Wikipedia Expands Into Academia – Wikimedia, the parent company of Wikipedia, is in the second year of their ambitious Wikipedia Education Program – a global project with a vision to mobilize and empower the next generation of human-knowledge collaborators. Regardless of its ubiquitous use, constant allegations of incorrect information and bias have dogged the open encyclopedia for a long time. The Wikipedia Education Program and its collaboration with academia signify Wikimedia’s move toward legitimization and respectability. Known as Ambassadors, experienced Wikipedia editors serve as evangelists within the participating academic insititution and train professors and students on Wikipedia article construction, format, tagging, and community ettiquette. Students edit Wikipedia pages related to their field of study, and professors are encouraged to edit pages as well as create new articles in their field of expertise.
Pinterest: From Pinning To Purchase – Research firm Vision Critical analyzed the Pinterest habits of Pinterest users from the U.S., Canada, U.K., and Australia and shared insights into the pinning behavior of users who went on to purchase the items they pinned. This infographic of the study’s findings shows that more than 1 in 5 Pinterest users have pinned an item that they later purchased, which is a high conversion rate in the social world.
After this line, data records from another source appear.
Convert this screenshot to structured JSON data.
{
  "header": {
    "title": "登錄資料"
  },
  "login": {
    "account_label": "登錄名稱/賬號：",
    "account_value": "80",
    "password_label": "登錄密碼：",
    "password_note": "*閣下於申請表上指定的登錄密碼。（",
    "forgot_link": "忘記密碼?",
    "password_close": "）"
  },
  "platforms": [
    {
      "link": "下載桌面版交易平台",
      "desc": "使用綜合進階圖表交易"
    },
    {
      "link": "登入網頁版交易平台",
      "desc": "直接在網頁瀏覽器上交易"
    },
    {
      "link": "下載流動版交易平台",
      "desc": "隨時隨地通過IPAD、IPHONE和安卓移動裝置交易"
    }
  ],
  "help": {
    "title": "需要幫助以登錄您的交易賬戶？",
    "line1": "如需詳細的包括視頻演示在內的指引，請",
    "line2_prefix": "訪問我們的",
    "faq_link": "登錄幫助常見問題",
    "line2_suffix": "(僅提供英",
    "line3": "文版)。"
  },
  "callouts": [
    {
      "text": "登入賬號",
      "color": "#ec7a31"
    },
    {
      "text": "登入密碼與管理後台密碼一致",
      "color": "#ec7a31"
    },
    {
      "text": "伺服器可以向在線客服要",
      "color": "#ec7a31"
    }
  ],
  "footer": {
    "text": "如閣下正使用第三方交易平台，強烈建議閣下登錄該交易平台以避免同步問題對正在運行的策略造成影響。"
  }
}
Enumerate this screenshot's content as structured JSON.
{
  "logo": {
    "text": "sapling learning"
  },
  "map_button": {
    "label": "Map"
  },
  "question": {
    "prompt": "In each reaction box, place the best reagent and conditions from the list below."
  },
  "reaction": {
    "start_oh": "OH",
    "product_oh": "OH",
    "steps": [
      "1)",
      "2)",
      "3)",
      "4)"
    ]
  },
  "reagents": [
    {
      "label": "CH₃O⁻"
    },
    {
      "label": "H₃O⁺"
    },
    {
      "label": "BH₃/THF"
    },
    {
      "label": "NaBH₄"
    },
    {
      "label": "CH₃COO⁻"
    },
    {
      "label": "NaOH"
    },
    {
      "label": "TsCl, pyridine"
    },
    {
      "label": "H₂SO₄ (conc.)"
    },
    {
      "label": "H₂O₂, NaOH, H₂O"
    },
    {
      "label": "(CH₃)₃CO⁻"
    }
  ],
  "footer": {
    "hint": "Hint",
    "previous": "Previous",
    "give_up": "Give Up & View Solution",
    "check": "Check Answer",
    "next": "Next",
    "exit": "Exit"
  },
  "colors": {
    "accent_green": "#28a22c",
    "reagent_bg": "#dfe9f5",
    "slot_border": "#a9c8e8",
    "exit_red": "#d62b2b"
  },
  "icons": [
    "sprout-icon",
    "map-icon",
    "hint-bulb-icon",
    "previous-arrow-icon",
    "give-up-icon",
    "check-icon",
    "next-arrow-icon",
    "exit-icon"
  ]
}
Alexandra Samuel, Director of the Social + Interactive Media Center at Emily Carr University, takes to the HBR blog and highlights the best ways for businesses to increase conversion from pinning to purchase.
ON THE RADAR
Try This App: To mark the beginning of the 2012 baseball season, baseball card manufacturer Topps released a free app for iPad users. Baseball fans can download Bunt and participate in a fantasy baseball league that aims to recreate the baseball card trading experience. Players collect 9 of their favorite players, earn points on how their players perform, and trade and compete with their Facebook and Twitter friends.
Or Try This App: Japanese fashion brand UNIQLO commissioned Keigo Oyamda, a Grammy nominee, to sing to its consumers every morning. The branded Wake Up app is a clever social alarm that consumers can integrate into their daily lives. The alarm provides a more peaceful rousing from bed by using calming vocals and music influenced by the weather and time.
Watch This: For photos, saying ‘cheese’ often results in a plastered-on fake grin. In this “Smile” video by “Marcel the Shell” director Dean Fleischer-Camp, people pose for photos while Fleischer-Camp takes a video of them instead. The result is an entertaining and interesting look into the brevity of happiness.